The Pompidou show covers the entire career of the artist, from his beginnings in the 1940s in Mumbai (then called Bombay), where he was one of the founding members of the very influential Bombay Progressives Artists’ Group, until his installation in France in 1950, where he would be based intermittently for the rest of his life, and where he developed a style that blended post-war French and American painting with the miniature traditions of Rajasthan. His subjects ranged from countryside landscapes and churches to Indian temple congregations, Islamic architecture and Western cityscapes; eventually it moved on to its more abstract – and arguably best-known – period which dates from the late 1960s and incorporates elements of Tantrism drawn from South Asian scriptures.
“Raza often told me: ‘How I paint, I learned it from France, but what I paint, I get it from India'”, explains Ashok Vajpeyi, executive administrator of the Raza Foundation, created by the artist in 2001. stylistic evolution charted by the show, he says Raza was picked up by a Parisian gallerist in the mid-1950s and soon began using oil paints and a palette knife, mimicking the techniques of European Post-Impressionist masters such as Cézanne. But “he remained, above all, a painter of inner nature” and “a master colorist in a way very few have done in India, at least,” says Vajpeyi. The overall result is, he adds, an “alternative modernism – not of rupture and tension, but of peace and harmony, which is quite different from that of its peers in France and India.”
The staging of this show is a major blow for the Raza Foundation, which had worked for more than five years to pitch and organize it. According to Vajpeyi, the exhibition was also offered to the National Gallery of Modern Art in Delhi, India’s most important museum of 19th and 20th century art, but the institution did not accept the proposal. Vajpeyi declines to comment on why he thinks the NGMA did not agree. A spokesperson for NGMA Delhi also declined to comment on the matter.
The foundation also played a central role in a series of exhibitions in India which took place in 2022, the year of the centenary of Raza’s birth, in three private Indian museums: the Piramal Museum of Art and the Jehangir Nicholson Art. Foundation, both in Mumbai, and the Kiran Nadar Art Museum in Delhi. The three museums are the main lenders of the exhibition, supported by other loans from a number of private collectors, including dealers Amrita Jhaveri, co-founder of Jhaveri Contemporary and Roshini Vadehra, director of the Vadehra Art Gallery.
The Center Pompidou is one of the few in the West to have a significant collection of the artist, about ten, some of which are included in the exhibition. Yet, although Pompidou also has one of the most important collections of French modernism in the world, none of these works have been included to contextualize Raza with his peers and heroes. Defending this choice, the show’s co-curator, Diane Tourbet, says: “People already know about these works, but they hardly know Raza in the West, when he spent so much time here.”
Highlights of the exhibition include the gray abstract The rain (1964) from the collection of prominent South Asian art collectors Jane and Kito de Boer, and the orange hue Saurashtra (1983), one of his largest canvases, named after a region in southern Gujurat and on loan from the KNMA. It became the most expensive work by an Indian artist at auction when the museum acquired it for £2.4 million from Christie’s in London in 2010.

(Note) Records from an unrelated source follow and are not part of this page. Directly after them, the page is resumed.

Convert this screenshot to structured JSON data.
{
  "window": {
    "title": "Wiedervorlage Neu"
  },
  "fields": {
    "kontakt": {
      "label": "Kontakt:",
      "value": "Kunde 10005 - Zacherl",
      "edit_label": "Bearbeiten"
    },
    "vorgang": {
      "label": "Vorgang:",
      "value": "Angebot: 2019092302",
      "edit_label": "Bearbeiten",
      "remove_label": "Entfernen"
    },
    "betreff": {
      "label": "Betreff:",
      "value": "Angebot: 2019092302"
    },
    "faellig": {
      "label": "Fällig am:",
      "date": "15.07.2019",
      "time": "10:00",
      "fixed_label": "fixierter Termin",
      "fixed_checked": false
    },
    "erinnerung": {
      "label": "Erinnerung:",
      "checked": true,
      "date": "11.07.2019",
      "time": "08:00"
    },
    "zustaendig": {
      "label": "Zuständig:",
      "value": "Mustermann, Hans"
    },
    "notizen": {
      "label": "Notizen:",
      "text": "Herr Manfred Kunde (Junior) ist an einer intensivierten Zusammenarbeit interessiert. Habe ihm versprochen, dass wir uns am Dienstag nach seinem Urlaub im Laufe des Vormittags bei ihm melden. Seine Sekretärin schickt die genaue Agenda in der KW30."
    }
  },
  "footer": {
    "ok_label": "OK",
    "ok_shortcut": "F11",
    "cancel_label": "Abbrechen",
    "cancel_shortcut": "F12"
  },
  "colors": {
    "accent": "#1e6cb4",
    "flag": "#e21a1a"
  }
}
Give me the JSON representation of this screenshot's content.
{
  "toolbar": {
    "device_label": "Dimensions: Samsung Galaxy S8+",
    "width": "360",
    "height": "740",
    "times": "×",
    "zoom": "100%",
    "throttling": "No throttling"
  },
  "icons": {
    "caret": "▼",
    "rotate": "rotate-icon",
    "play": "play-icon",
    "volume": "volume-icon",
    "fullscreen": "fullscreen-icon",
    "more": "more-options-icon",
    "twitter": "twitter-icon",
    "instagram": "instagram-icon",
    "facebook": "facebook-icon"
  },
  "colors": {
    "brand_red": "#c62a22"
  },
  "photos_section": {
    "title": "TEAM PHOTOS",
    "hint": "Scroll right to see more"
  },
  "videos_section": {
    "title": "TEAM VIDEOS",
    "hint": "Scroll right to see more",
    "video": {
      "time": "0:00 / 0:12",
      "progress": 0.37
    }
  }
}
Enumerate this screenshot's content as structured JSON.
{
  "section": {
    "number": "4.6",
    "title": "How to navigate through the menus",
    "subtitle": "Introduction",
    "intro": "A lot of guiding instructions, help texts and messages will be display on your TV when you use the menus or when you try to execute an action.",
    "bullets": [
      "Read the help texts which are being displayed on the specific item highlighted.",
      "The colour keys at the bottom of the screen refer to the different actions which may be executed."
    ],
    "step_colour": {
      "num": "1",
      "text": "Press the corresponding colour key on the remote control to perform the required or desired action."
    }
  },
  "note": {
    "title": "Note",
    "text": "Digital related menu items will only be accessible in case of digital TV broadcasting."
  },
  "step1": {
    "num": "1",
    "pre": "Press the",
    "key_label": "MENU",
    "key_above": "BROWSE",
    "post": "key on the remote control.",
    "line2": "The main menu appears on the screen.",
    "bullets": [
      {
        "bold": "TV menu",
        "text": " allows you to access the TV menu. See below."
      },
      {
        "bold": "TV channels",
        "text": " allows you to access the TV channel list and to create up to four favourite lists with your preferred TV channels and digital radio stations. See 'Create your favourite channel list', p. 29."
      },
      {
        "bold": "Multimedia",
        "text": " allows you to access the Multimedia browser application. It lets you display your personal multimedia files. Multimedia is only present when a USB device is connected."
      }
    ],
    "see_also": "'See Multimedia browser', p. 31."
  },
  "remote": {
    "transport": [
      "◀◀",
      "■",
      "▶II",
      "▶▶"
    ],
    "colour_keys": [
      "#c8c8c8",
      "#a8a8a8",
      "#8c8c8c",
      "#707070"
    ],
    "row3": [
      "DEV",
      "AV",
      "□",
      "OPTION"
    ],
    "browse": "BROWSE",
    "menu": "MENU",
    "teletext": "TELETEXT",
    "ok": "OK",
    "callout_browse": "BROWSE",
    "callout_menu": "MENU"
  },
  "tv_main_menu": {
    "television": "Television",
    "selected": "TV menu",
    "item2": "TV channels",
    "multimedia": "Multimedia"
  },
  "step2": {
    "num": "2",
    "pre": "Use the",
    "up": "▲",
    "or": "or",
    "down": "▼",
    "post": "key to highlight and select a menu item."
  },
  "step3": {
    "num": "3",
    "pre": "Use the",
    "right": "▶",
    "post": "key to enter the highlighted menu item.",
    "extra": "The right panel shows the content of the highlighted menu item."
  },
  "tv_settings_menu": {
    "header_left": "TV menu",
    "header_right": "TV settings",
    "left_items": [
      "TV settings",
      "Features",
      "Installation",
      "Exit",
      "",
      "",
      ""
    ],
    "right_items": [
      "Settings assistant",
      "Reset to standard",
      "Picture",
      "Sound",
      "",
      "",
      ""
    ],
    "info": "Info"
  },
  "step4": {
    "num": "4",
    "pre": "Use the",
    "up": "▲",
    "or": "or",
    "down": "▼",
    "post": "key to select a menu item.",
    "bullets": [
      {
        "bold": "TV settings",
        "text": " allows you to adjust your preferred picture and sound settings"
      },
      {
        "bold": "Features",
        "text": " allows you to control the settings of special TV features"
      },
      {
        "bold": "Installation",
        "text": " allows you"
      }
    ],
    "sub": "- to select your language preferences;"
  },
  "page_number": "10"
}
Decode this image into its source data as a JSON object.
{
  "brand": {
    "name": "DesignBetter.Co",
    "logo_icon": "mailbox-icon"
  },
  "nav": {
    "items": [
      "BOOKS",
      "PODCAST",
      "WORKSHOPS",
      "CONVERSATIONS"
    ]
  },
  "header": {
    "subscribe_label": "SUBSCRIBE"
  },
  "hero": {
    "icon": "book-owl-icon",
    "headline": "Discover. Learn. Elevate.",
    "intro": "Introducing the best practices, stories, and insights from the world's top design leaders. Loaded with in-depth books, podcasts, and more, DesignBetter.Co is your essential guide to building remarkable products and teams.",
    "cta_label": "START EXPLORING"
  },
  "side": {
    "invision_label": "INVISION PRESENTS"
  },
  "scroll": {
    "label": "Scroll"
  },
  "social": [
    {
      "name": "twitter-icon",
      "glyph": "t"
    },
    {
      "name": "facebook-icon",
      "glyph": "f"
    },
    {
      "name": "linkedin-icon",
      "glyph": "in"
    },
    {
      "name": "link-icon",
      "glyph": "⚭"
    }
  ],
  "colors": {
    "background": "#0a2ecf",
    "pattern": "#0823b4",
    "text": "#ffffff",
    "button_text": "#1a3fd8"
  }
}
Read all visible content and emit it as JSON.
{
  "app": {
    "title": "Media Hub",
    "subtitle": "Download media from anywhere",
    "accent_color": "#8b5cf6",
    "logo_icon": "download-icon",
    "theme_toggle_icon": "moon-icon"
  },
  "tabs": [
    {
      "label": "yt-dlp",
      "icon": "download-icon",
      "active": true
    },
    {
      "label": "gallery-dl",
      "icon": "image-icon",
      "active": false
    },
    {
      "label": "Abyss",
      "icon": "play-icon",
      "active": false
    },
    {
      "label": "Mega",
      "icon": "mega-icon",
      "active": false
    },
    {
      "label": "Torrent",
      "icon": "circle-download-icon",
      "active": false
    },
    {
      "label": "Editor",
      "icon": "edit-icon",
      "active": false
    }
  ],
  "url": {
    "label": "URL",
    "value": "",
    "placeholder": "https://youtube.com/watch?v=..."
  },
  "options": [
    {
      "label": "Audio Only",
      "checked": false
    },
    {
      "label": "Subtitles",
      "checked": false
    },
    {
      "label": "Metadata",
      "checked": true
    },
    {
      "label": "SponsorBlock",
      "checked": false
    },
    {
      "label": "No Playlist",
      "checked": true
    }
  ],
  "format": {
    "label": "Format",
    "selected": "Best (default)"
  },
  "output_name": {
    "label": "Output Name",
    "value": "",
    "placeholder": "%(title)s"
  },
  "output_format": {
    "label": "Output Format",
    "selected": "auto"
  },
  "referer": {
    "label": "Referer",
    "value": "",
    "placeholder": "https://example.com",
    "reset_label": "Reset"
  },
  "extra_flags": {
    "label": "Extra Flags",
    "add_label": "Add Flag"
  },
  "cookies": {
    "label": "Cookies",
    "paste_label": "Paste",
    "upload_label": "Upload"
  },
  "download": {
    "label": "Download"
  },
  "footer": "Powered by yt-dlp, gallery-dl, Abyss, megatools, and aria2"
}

Indeed, the artist’s first major European exhibition is also helping to bridge the gap between his exhibition history and his burgeoning market. Like many of his Bombay Progressive peers, Raza’s work continues to dominate South Asian auctions, both internationally and domestically. Roshini Vadehra, director of the Vadehra Art Gallery in Delhi, points out that the Bombay Progressives were one of the few groups of artists whose prices rebounded quickly after the recession of the 2000s, and have remained strong ever since. But the institutional reception of these artists, both at home and abroad, has “never quite matched” these awards, she says. “The Indian market and museums do not have a strong connection like in the West, because we do not have institutions. But the works in this exhibition are of exceptional quality and this exhibition proves Raza’s place in the world. cannon.”